Prof. Dr. Abdurrahman KUTLU            (Selçuk Üniversitesi Eski Rektörü)

Yeni Anayasa Çalışmaları

Prof. Dr. Abdurrahman KUTLU (Selçuk Üniversitesi Eski Rektörü)

Anayasalar toplumların ortak mutabakat metinleridir.  

Anayasalar, hiç ayırım yapmadan milletin bütün fertlerinin hakkını hukukukunu koruyan, bütün kesimleri kucaklayan, bütün inançlara eşit mesafede olma özelliklerine sahiptir. 

İslamın ilk Anayasası kabul edilen, 14 asır önce Peygamber Efendimiz tarafından yapılan Medine Sözleşmesi bu özelliklere sahip olması ile hukuk tarihinde önemli bir yere sahiptir.

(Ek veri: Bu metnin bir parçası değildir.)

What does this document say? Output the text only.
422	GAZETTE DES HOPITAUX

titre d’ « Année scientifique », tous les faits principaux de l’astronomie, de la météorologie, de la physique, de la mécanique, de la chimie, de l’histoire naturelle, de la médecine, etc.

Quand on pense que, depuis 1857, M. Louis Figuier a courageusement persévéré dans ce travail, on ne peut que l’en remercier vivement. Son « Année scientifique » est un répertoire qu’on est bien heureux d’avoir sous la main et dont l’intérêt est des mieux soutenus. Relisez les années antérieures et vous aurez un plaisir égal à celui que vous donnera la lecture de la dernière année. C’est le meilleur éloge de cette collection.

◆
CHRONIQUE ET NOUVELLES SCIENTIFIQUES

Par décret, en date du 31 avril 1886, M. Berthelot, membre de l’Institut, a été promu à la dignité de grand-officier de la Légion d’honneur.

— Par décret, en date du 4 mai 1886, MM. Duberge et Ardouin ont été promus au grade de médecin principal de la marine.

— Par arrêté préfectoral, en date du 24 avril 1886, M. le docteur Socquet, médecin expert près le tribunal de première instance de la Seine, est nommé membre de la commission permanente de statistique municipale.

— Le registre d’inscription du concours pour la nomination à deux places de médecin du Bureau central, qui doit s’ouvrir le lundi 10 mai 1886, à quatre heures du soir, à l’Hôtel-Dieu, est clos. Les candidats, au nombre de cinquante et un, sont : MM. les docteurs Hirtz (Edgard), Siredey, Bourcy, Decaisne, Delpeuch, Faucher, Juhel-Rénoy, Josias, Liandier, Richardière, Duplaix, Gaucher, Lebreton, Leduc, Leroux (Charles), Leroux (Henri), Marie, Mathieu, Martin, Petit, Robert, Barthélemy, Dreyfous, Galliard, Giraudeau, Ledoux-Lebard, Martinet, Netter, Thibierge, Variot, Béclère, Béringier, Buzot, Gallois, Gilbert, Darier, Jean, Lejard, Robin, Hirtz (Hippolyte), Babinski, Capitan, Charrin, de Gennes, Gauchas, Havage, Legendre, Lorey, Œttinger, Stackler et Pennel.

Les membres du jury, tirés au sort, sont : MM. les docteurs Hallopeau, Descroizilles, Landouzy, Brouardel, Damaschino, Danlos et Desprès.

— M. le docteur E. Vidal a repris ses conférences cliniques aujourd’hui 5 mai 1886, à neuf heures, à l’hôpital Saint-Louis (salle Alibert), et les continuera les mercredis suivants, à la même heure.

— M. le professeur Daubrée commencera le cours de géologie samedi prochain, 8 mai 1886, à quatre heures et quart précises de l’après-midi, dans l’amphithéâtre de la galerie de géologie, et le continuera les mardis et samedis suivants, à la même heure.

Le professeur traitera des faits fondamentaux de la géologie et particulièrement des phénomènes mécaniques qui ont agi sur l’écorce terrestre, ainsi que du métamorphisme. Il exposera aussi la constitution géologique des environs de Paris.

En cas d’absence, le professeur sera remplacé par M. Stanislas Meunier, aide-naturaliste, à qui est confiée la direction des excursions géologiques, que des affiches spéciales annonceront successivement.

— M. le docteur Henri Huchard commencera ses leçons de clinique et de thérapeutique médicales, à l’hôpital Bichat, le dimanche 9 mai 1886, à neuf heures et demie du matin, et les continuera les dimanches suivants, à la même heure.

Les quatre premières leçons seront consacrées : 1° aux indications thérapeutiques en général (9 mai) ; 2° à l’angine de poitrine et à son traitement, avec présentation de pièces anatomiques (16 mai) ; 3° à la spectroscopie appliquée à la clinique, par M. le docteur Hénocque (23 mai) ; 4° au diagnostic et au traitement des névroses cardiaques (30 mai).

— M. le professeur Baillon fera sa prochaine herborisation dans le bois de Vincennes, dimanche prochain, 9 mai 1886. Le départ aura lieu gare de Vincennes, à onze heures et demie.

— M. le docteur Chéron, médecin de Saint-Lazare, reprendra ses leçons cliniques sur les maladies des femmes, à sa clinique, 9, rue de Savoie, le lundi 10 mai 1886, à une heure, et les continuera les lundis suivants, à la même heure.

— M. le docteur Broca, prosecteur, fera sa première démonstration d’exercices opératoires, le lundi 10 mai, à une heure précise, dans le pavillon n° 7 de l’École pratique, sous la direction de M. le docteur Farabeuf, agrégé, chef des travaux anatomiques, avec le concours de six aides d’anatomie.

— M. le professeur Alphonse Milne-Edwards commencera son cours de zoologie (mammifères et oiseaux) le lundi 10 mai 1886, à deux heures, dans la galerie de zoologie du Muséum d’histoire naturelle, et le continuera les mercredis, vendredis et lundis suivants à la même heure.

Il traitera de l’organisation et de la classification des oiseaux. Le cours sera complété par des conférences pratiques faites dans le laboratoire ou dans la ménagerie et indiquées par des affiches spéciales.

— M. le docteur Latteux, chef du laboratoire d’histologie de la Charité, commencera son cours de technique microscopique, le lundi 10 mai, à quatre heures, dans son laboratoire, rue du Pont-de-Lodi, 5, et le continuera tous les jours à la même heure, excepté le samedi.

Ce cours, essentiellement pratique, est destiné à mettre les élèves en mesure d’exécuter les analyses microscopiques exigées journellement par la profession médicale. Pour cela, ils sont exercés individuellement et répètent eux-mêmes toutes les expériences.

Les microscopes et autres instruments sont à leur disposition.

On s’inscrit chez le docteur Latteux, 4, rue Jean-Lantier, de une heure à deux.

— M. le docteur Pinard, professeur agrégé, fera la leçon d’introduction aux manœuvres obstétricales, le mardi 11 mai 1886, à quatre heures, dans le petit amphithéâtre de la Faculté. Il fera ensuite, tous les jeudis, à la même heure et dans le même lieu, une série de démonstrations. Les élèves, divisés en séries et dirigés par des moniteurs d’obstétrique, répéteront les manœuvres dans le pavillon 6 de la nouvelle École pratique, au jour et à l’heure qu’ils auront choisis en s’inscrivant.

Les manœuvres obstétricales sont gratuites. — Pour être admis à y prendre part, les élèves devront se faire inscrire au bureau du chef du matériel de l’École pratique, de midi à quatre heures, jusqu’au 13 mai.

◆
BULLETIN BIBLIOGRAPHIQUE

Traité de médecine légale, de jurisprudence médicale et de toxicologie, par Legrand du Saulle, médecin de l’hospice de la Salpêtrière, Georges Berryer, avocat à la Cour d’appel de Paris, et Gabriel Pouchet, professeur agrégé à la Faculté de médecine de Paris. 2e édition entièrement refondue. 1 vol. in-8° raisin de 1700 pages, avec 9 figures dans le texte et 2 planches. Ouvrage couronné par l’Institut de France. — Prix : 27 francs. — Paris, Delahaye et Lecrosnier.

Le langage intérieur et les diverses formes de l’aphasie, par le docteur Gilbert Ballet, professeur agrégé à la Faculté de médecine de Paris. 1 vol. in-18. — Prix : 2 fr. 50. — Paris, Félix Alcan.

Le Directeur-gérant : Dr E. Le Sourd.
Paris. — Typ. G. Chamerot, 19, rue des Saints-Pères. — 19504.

Peygamber Efendimiz Mekke’den Medine’ye hicret ettikleri zaman (622), Medine’de müslümanlar azınlıkta, Yahudiler ve müslüman olmayan Araplar (müşrikler) çoğunluğu teşkil ediyordu. Farklı inançtaki bu kesimler arasında çeşitli sebeplerden geçimsizlikler vardı, şehirde büyük bir kargaşa ve huzursuzluk hakimdi.

Peygamber Efendimiz bütün grupları bir araya getirerek Medine Sözleşmişi’ni yapmıştır. 14 asır önce yapılan bu sözleşmenin (Anayasa) insan hakları başta olmak üzere, farklı inançlara saygı, inanç hürriyeti, kişilerin hakları-hukukları konularında Müslüman, Müslüman olmayan ayırımı yapmadan bugünkü devlet yöneticilerine önemli mesajlar vermektedir.

Medine Sözleşmesi (Anayasası) yapılırken Anayasanın uygulamasının ve takibinin bütün grupların ittifakla Peygamber Efendimize verilmesinin en büyük sebebi, Müslüman olmayanlarca da Peygamber Efendimize duyulan GÜVEN olmuştur.   

Müslüman olmayanların çoğunlukta olduğu sözleşme görüşmelerinde, Peygamber Efendimiz, bir peygamber gibi değil, bir devlet başkanı gibi davranmış, her kesime verdiği güvenle İslam’ın yayılması kolaylaşmış ve ilk İslam Devleti’nin, Medine Devleti, kuruluşunun işaretlerini vermiştir.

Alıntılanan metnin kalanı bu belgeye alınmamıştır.